Die Sozialgeschichte der Schweiz war bis vor wenigen Jahren bei den Historikern kaum ein Thema. In den letzten 5 Jahren gab es drei Nationalfondstudien, Forschungen in 5 Kantonen und Kredite in zwei weiteren für die Aufarbeitung der Fremdplatzierung. Professor Markus Furrer untersucht im Moment im Auftrag des Regierungsrates die Geschichte der Kinderheime des Kantons Luzern in den Jahren 1930 bis 1970.

netzwerk-verdingt: Wie kamst Du dazu, Dich mit der Geschichte der Fremdplatzierung zu beschäftigen?
Markus Furrer: Es gab den Auftrag der Kantonsregierung zur Thematik. Als Historiker für Zeitgeschichte fiel dies in mein Ressort. Gewünscht wurde eine historische Aufarbeitung, welche die Vorkommnisse in den zeitlichen Kontext setzen kann. Der Forschungsauftrag enthielt Fragen mit einem eindeutigen Bezug zur Gegenwart. Wir bewegen uns deshalb in einer Zeit der Mitlebenden und damit verbunden ist auch der Zugang zur Oral history. Die Methode ist mir selber bekannt.

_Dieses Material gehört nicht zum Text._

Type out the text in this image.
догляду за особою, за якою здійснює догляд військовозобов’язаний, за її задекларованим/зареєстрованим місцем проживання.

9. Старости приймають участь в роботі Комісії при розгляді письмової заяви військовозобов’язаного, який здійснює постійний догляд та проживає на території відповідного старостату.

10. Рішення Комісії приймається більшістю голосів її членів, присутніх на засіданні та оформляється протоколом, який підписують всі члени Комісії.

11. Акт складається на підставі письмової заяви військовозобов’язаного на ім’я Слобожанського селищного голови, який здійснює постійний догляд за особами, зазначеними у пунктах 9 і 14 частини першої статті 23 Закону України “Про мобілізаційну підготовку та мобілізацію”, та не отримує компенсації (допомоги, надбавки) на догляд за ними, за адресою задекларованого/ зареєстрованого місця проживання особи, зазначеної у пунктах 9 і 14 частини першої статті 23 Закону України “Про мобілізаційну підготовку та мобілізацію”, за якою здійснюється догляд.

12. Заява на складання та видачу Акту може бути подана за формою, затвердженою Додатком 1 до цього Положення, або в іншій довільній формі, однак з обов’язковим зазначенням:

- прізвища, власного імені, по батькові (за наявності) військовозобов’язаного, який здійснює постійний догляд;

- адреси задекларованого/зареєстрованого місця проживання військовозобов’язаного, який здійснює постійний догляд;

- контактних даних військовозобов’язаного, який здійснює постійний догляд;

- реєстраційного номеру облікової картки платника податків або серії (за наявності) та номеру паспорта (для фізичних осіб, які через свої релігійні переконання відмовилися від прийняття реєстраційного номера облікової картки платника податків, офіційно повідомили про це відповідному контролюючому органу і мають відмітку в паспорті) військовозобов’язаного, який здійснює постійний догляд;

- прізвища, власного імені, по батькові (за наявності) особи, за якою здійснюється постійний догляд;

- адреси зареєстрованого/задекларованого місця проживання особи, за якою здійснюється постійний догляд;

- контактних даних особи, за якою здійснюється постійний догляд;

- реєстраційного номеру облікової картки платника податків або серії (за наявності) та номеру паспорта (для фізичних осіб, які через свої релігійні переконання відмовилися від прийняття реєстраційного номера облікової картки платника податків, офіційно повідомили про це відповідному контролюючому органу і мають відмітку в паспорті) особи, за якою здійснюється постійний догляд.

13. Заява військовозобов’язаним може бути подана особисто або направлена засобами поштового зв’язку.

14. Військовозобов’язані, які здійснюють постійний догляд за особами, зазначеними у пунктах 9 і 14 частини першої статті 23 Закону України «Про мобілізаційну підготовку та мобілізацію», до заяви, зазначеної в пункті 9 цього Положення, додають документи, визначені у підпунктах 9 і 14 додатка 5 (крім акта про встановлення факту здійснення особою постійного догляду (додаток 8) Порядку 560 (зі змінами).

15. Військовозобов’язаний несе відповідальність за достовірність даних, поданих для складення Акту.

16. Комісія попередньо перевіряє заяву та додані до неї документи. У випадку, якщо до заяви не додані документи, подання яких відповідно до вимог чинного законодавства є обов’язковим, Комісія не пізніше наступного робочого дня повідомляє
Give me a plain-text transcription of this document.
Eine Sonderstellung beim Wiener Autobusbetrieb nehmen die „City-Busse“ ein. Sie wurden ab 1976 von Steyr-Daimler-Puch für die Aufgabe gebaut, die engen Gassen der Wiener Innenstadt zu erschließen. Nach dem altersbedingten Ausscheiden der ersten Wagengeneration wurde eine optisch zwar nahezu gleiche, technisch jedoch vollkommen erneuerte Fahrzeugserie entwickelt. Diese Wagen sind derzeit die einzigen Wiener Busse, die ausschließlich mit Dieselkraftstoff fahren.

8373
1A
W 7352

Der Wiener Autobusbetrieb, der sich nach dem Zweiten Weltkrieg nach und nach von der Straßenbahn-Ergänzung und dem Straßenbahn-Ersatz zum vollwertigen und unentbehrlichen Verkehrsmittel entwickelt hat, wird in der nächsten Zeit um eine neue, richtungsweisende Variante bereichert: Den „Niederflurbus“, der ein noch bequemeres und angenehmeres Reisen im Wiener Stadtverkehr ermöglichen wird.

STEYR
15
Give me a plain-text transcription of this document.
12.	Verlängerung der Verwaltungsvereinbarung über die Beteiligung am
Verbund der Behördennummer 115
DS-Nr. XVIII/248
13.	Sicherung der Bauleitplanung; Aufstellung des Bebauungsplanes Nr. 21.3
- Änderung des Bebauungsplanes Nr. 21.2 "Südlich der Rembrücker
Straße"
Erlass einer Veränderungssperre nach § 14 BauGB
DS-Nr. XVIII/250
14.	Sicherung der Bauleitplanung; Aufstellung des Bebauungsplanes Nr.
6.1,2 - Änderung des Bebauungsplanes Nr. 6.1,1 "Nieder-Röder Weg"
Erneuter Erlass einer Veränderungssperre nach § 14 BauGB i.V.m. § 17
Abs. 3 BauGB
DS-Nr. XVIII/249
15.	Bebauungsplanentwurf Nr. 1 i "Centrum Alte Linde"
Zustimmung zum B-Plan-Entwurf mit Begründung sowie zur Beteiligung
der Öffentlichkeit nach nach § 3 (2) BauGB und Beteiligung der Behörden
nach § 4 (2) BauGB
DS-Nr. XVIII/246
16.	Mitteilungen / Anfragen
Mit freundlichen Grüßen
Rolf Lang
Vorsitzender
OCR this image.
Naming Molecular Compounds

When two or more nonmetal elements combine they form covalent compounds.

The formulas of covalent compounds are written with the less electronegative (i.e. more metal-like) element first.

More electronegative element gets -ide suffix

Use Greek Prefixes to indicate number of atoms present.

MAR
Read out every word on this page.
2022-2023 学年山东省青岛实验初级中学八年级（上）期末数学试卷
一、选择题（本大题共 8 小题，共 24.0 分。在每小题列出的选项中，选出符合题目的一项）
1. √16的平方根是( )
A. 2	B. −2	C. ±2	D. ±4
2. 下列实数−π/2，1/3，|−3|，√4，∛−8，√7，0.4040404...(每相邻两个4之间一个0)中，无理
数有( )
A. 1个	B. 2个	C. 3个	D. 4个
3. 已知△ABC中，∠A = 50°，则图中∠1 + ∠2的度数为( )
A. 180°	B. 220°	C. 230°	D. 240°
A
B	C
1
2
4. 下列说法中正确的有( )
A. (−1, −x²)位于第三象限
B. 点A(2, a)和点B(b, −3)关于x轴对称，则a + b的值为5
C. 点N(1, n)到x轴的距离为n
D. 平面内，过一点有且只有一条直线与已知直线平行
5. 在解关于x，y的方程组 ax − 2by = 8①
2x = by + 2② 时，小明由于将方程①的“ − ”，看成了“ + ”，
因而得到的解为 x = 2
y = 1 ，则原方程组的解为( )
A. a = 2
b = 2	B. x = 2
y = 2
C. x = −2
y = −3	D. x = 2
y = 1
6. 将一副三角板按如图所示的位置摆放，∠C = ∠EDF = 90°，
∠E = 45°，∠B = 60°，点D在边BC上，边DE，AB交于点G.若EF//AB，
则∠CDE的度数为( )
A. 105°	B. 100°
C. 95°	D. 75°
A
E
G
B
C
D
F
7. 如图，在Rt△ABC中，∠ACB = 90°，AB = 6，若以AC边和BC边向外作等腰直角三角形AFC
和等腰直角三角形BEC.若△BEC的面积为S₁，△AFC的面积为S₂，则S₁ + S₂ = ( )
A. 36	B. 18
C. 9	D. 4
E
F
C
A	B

Für unsere Analyse spielt sie eine wichtige Rolle neben den Archivrecherchen. Unsere Untersuchung tangiert damit in einem Bereich der Sozialgeschichte. Meine bisherigen Interessen gelten der Politik-, Kultur sowie Sozialgeschichte, wie auch der Erinnerungskultur. Sehr häufig sind es Medienschaffende und Publizisten, die solch brennende Themen zuerst aufgreifen. Das war auch in unserem Falle typisch. Die wissenschaftliche Aufarbeitung der Historikerinnen und Historiker erfolgt oft in einem zweiten Schritt.

n-v.: Kannst Du kurz den vom Regierungsrat des Kantons Luzern erteilten Forschungsauftrag beschreiben?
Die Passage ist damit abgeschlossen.